The steam-choked air suddenly feels too thin, too hot, like the bathroom is shrinking around us. Wendy’s rocking slows, her spine turning into a rigid iron rod. I reach for her, my fingers brushing her cold, wet shoulder, but she doesn’t flinch. She doesn’t even breathe.
“Wendy?” I whisper, my heart hammering a frantic rhythm against my ribs. “Wendy, talk to me.”
Then her head snaps back. Her eyes roll into her skull, leaving nothing but a terrifying, milky white stare. Her jaw clamps shut with a sickening clack of teeth, and the first convulsion hits her like an electric chair.
She thrashes against the porcelain, her limbs flailing with a violent, mechanical strength. I dive forward, catching her head before it can crack against the edge of the tub.
“Hook! Get in here! Now!” I roar, my voice breaking.
She’s shaking so hard the water in the tub is splashing over the sides, mixing with the blood on my clothes. Her skin is turning a ghastly, mottled blue-grey, her lips stained with a foamy, pinkish spit where she’s bitten her tongue. Every muscle in her body is coiled tight, snapping and jerking in a war against her own nervous system.
The cocaine is trying to kill her. It’s the final fuck-you from Felix, a chemical ghost tearing her apart from the inside out.
“Baby, please,” I sob, pinning her hips with my weight, trying to keep her from breaking her own bones against the tile. “Stay with me. Stay with me, Wendy!”
She lets out a sound—a low, gurgling rattle that isn’t human. Her back arches so high I’m terrified her spine will snap, her heels drumming a frantic, hollow beat againstthe tub.
The door bursts open. Hook is there, his shadow long and jagged against the steam. He doesn’t make a joke this time. He sees the blood, the foam, and the way I’m cradling her head like it’s the only thing keeping the world from exploding.
“Hold her side,” Hook snaps, his voice clinical, devoid of its usual silk. “Don’t let her choke. Peter, move her onto her side!”
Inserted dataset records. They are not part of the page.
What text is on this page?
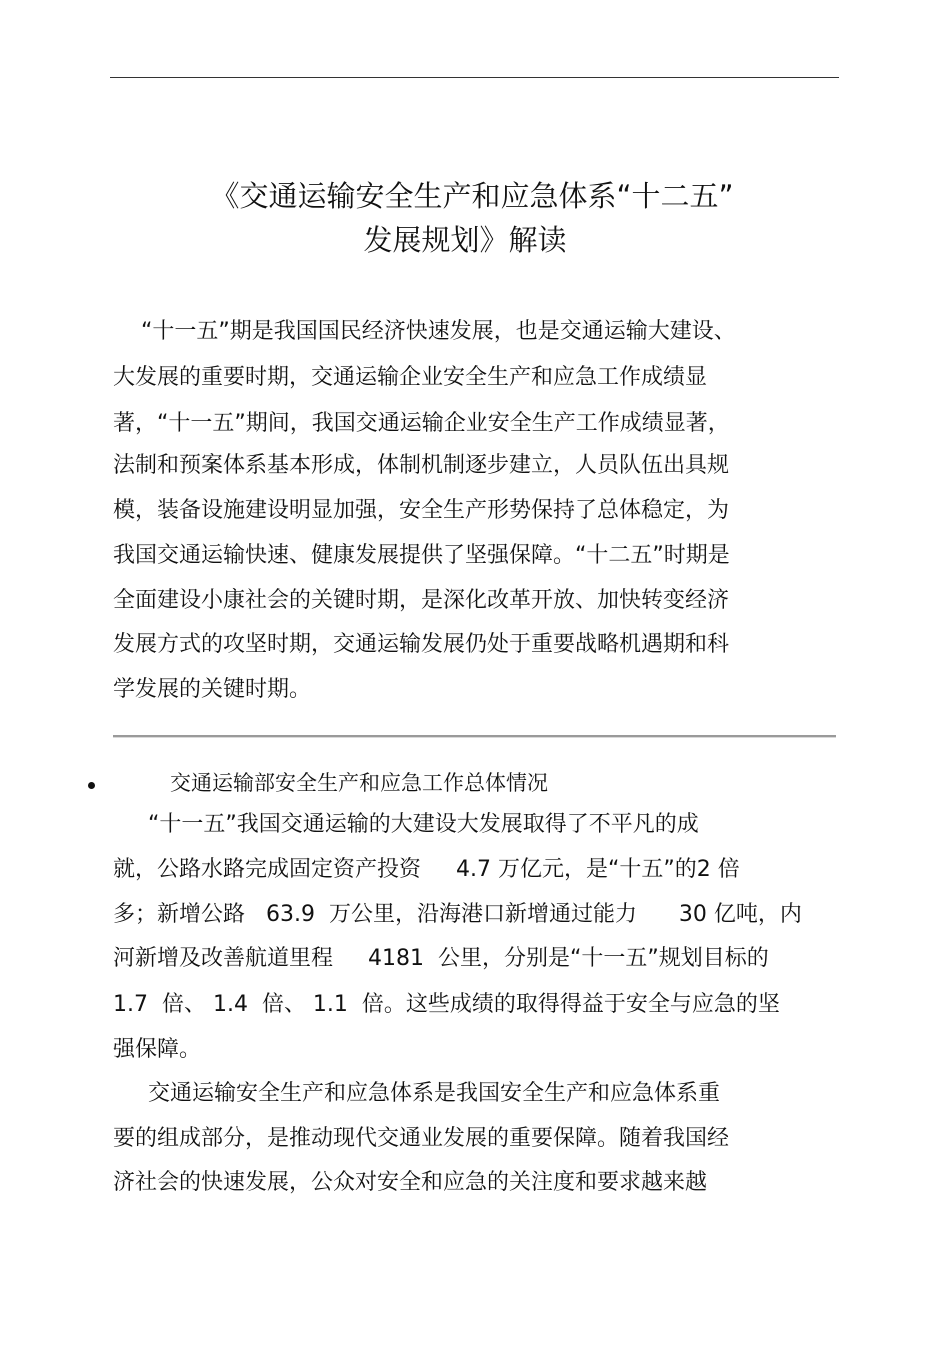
《交通运输安全生产和应急体系“十二五”
发展规划》解读
“十一五”期是我国国民经济快速发展，也是交通运输大建设、
大发展的重要时期，交通运输企业安全生产和应急工作成绩显
著，“十一五”期间，我国交通运输企业安全生产工作成绩显著，
法制和预案体系基本形成，体制机制逐步建立，人员队伍出具规
模，装备设施建设明显加强，安全生产形势保持了总体稳定，为
我国交通运输快速、健康发展提供了坚强保障。“十二五”时期是
全面建设小康社会的关键时期，是深化改革开放、加快转变经济
发展方式的攻坚时期，交通运输发展仍处于重要战略机遇期和科
学发展的关键时期。
交通运输部安全生产和应急工作总体情况
“十一五”我国交通运输的大建设大发展取得了不平凡的成
就，公路水路完成固定资产投资     4.7 万亿元，是“十五”的2 倍
多；新增公路   63.9  万公里，沿海港口新增通过能力      30 亿吨，内
河新增及改善航道里程     4181  公里，分别是“十一五”规划目标的
1.7  倍、 1.4  倍、 1.1  倍。这些成绩的取得得益于安全与应急的坚
强保障。
交通运输安全生产和应急体系是我国安全生产和应急体系重
要的组成部分，是推动现代交通业发展的重要保障。随着我国经
济社会的快速发展，公众对安全和应急的关注度和要求越来越
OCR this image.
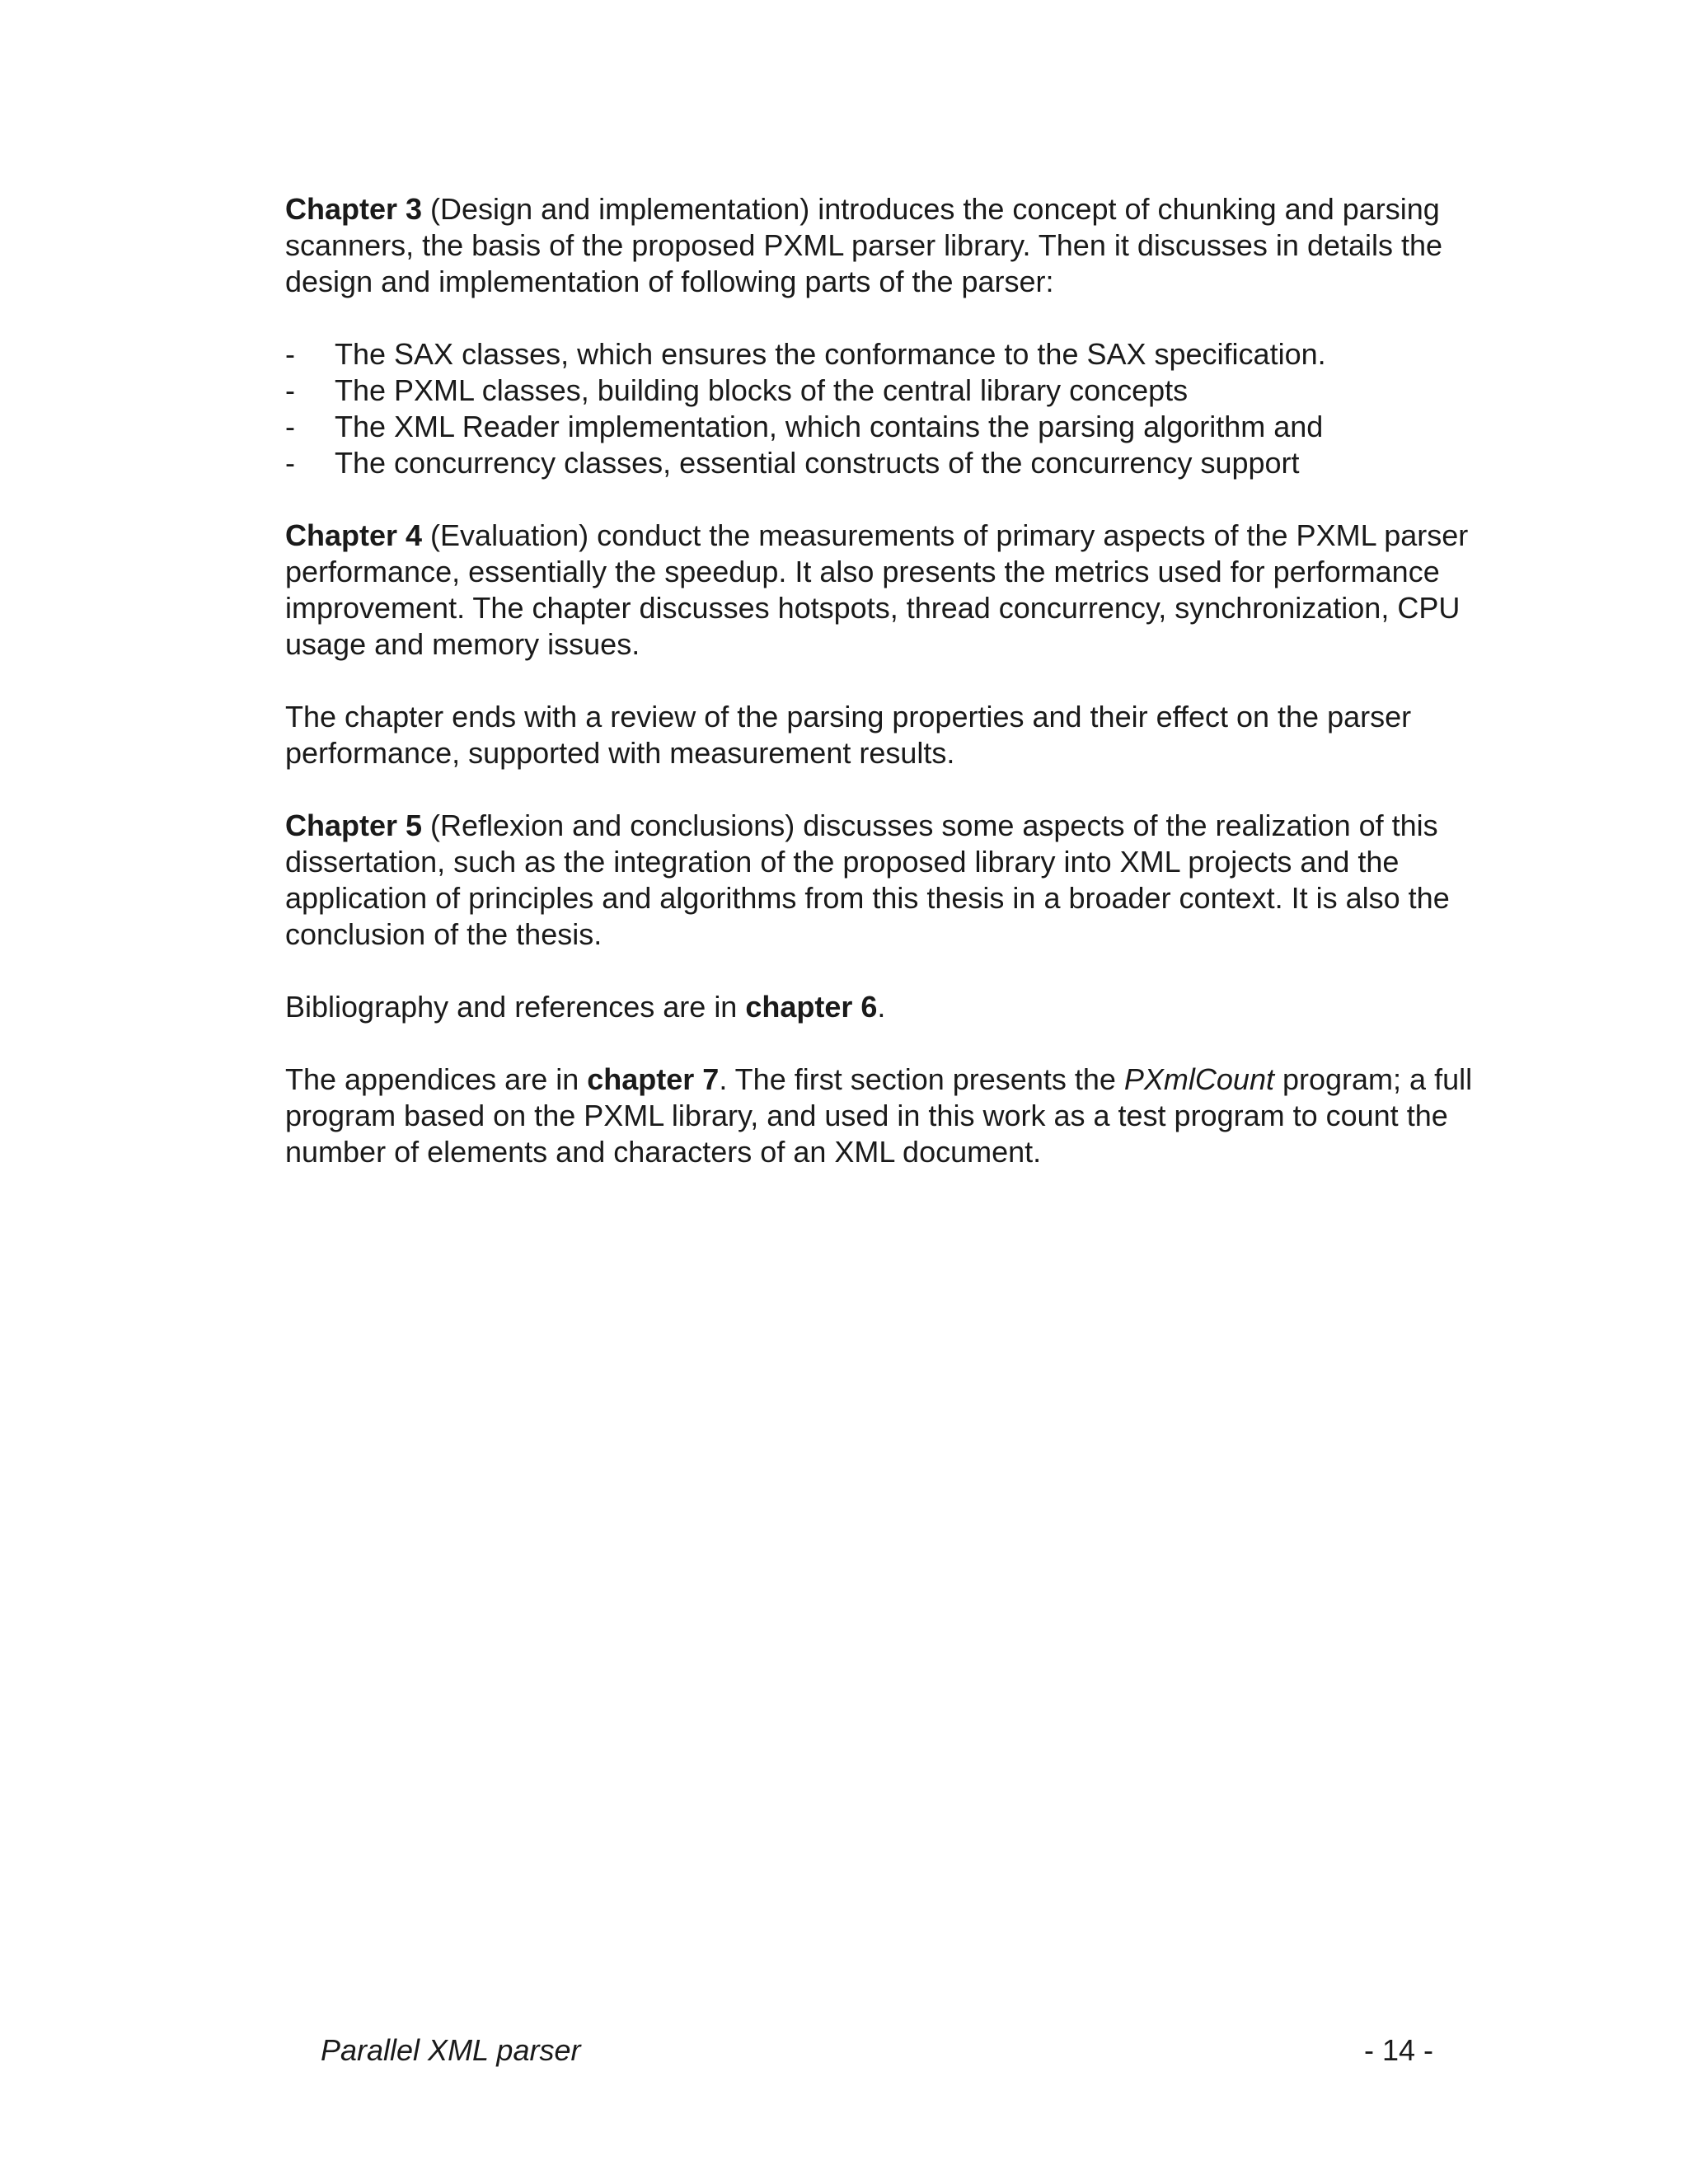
Chapter 3 (Design and implementation) introduces the concept of chunking and parsing scanners, the basis of the proposed PXML parser library. Then it discusses in details the design and implementation of following parts of the parser:

- The SAX classes, which ensures the conformance to the SAX specification.
- The PXML classes, building blocks of the central library concepts
- The XML Reader implementation, which contains the parsing algorithm and
- The concurrency classes, essential constructs of the concurrency support

Chapter 4 (Evaluation) conduct the measurements of primary aspects of the PXML parser performance, essentially the speedup. It also presents the metrics used for performance improvement. The chapter discusses hotspots, thread concurrency, synchronization, CPU usage and memory issues.

The chapter ends with a review of the parsing properties and their effect on the parser performance, supported with measurement results.

Chapter 5 (Reflexion and conclusions) discusses some aspects of the realization of this dissertation, such as the integration of the proposed library into XML projects and the application of principles and algorithms from this thesis in a broader context. It is also the conclusion of the thesis.

Bibliography and references are in chapter 6.

The appendices are in chapter 7. The first section presents the PXmlCount program; a full program based on the PXML library, and used in this work as a test program to count the number of elements and characters of an XML document.

Parallel XML parser	- 14 -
I shift her, my hands slick with water and sweat, feeling the terrifying heat radiating off her skin. Her heart is a frantic, dying bird beneath her ribs, thudding so fast it’s just a blur of vibration. She’s staring at nothing, her body jerking in rhythmic, brutal spasms that make her look like a marionette with its strings being yanked by a demon.
“Is she dying?” I choke out, looking up at Hook, my vision blurred by hot, stinging tears. “Is she dying, Hook?”
“She’s overdosing on the comedown. Her heart is red-lining,” Hook says, reaching into his tactical vest for a kit.
I look back down at her. This is the girl I loved. This is the girl who used to laugh at the way I made coffee. And now she’s a shivering, blue-lipped ghost, dying in a bathtub because I wasn’t fast enough. Because I let the dark in.
The seizure finally begins to taper off, leaving her limp and blue in my arms. Her breathing is shallow, a wet, rattling hitch in her chest. She looks smaller than she did ten minutesago. Hollow.
“Wendy?” I press my forehead to hers, my tears falling into the foam on her lips. “Please. Don’t leave me with the monster I became to find you. Please.”
Peter
The bathroom floor is cold enough to ache, but I don’t move. I can’t. I’m anchored by the weight of her limp, shivering body. The seizure has passed, leaving her in a state of wreckage that makes my lungs feel like they’re filled with broken glass.
The next seventy-two hours are a descent into a different kind of hell. It isn’t the fast, bloody violence of the elevator; it’s a slow, agonising rot.